Ini bukanlah evolusi bertahap. Itu adalah sebuah akselerasi.
Pikirkan tentang dampaknya terhadap lanskap. Sebelum jendela ini ditutup, daratan pada dasarnya hanyalah batuan dan debu yang steril. Lalu, tiba-tiba, jaringan pembuluh darah. Struktur yang dapat mengangkat air melawan gravitasi. Struktur yang dapat berlabuh pada tanah yang belum ada.
“Akar dan daun pertama, biji primitif…”
Penyusunan kembali bagian udara Cooksonia menunjukkan kepada kita cetak birunya. Percabangan sederhana dan dikotomis. Tidak ada daun sejati. Tidak ada akar yang sebenarnya. Hanya sporangia yang bertengger di ujungnya. Tapi itu berhasil. Ia menaklukkan lingkungan terestrial dengan efisiensi yang mengerikan.
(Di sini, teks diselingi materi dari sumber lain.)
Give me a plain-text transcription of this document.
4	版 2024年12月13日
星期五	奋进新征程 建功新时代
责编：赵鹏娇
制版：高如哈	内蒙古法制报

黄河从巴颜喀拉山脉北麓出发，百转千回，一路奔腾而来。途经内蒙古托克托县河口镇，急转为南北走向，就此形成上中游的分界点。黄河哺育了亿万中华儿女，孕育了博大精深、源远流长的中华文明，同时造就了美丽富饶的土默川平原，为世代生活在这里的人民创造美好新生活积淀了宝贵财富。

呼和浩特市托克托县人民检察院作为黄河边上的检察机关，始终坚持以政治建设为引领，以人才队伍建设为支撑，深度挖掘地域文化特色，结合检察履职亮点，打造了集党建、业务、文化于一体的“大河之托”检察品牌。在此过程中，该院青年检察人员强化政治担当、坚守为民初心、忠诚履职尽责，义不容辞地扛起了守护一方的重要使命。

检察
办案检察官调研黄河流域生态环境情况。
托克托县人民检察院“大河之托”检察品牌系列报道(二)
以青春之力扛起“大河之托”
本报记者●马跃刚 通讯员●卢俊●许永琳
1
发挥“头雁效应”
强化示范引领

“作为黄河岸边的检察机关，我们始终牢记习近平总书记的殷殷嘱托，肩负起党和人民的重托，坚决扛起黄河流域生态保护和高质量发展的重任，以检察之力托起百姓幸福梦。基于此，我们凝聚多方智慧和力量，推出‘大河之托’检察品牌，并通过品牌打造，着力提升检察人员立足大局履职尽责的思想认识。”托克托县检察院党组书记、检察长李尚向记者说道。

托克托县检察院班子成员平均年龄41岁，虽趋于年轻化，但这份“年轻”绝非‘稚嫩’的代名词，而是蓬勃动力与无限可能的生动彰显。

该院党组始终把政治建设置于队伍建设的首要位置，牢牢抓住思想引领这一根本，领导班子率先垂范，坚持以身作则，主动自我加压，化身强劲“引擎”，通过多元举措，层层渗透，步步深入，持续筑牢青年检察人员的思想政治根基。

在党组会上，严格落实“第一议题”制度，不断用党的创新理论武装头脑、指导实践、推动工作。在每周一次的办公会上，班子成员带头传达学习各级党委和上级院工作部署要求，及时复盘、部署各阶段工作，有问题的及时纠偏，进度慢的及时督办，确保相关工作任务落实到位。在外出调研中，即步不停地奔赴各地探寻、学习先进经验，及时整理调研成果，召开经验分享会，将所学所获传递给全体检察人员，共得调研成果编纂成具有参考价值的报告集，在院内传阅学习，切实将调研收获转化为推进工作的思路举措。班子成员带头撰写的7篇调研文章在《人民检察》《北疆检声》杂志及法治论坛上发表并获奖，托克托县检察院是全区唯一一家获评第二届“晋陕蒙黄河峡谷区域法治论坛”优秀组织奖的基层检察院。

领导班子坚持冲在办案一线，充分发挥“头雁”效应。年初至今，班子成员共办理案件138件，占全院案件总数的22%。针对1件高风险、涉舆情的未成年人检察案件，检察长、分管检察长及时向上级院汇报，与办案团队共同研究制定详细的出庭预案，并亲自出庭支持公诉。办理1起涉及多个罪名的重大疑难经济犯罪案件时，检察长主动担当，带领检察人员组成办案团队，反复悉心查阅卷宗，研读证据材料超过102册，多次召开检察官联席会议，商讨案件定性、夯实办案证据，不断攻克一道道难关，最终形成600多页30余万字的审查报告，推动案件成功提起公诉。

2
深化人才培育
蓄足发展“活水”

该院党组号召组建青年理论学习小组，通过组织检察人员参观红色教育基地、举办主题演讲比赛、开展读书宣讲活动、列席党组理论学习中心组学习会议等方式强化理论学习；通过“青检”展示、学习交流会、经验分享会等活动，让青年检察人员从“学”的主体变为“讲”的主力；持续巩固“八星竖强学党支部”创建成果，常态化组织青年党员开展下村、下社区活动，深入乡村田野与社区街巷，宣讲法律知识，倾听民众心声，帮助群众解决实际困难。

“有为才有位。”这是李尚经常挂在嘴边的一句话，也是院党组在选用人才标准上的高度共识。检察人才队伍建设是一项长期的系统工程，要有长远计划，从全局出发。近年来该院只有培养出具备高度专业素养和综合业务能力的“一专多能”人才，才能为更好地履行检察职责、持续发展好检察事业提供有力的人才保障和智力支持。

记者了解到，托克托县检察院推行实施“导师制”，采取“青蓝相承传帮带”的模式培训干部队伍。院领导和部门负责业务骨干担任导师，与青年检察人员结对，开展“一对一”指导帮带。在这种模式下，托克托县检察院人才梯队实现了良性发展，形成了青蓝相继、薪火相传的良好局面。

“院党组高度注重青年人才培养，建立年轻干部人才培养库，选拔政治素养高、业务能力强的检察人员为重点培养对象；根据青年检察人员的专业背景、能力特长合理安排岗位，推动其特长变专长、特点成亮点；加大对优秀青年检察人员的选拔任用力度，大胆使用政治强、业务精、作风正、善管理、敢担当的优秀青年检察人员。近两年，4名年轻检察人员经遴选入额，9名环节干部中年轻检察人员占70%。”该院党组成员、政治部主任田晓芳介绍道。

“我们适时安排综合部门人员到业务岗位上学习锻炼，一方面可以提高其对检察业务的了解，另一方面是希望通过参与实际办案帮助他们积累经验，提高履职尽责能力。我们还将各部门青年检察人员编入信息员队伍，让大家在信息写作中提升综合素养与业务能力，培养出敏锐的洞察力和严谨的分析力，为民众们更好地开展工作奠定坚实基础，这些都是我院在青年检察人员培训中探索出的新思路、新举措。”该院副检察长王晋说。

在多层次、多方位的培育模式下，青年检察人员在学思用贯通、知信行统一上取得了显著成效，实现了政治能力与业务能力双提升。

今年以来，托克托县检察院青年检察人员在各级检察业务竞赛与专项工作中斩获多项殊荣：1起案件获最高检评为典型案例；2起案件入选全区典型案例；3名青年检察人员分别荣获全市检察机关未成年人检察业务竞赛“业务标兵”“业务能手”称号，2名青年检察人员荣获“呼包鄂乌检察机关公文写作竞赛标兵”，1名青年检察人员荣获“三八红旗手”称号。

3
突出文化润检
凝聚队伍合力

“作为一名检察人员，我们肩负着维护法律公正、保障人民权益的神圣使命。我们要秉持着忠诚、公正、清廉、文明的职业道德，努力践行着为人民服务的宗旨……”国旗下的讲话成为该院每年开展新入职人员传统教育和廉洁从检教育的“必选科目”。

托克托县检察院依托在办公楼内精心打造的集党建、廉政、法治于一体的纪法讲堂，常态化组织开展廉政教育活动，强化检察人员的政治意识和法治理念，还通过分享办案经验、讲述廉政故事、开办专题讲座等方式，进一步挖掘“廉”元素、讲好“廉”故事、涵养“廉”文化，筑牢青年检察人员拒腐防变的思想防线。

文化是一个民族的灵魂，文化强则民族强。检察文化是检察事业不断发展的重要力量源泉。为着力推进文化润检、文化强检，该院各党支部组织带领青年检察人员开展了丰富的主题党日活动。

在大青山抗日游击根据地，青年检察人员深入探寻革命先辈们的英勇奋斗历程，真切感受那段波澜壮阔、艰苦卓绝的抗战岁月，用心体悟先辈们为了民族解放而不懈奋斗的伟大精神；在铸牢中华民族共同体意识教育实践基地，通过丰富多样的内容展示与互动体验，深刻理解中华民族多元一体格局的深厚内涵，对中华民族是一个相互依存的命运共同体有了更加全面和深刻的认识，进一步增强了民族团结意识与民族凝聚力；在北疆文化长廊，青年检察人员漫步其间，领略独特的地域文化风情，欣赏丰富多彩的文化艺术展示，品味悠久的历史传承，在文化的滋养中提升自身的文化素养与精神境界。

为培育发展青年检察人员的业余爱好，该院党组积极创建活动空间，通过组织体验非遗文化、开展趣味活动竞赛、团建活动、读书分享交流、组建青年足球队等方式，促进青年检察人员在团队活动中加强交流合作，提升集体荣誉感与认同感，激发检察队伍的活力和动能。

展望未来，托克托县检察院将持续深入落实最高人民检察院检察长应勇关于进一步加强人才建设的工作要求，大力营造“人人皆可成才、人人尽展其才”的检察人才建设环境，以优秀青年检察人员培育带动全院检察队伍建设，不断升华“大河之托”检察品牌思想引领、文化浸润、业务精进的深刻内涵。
Mengapa hal ini penting sekarang? Karena setiap pohon yang pernah Anda sentuh memiliki arsitektur dasar yang berasal dari perebutan Devonian ini. Inovasi ini bukan sekadar kelangsungan hidup. Itu adalah penjajahan. Tanah tidak lagi menjadi tempat tinggal bagi kehidupan. Itu menjadi bagian dari siklus hidup itu sendiri.
Kisah evolusi tumbuhan tidak berakhir di Cooksonia. Spesies yang ditunjukkan pada Gambar 4 berbeda dengan spesies pada Gambar 3 dan 5. Spesies ini memiliki sporangia yang lebih bulat. Pergeseran morfologi kecil ini menandakan lompatan evolusioner yang lebih besar.
Penyempurnaan struktural batang adalah katalisnya. Hal ini memungkinkan penemuan pohon. Ini membuka jalan bagi hutan pertama.
Hanya dalam beberapa juta tahun, tumbuhan awal terlepas dari lingkungan perairan. Mereka menaklukkan hampir setiap relung ekologi terestrial. Planet ini berubah. Fosil dari zaman ini ditemukan dimana-mana.
Berikut adalah beberapa contoh yang paling representatif dan menarik.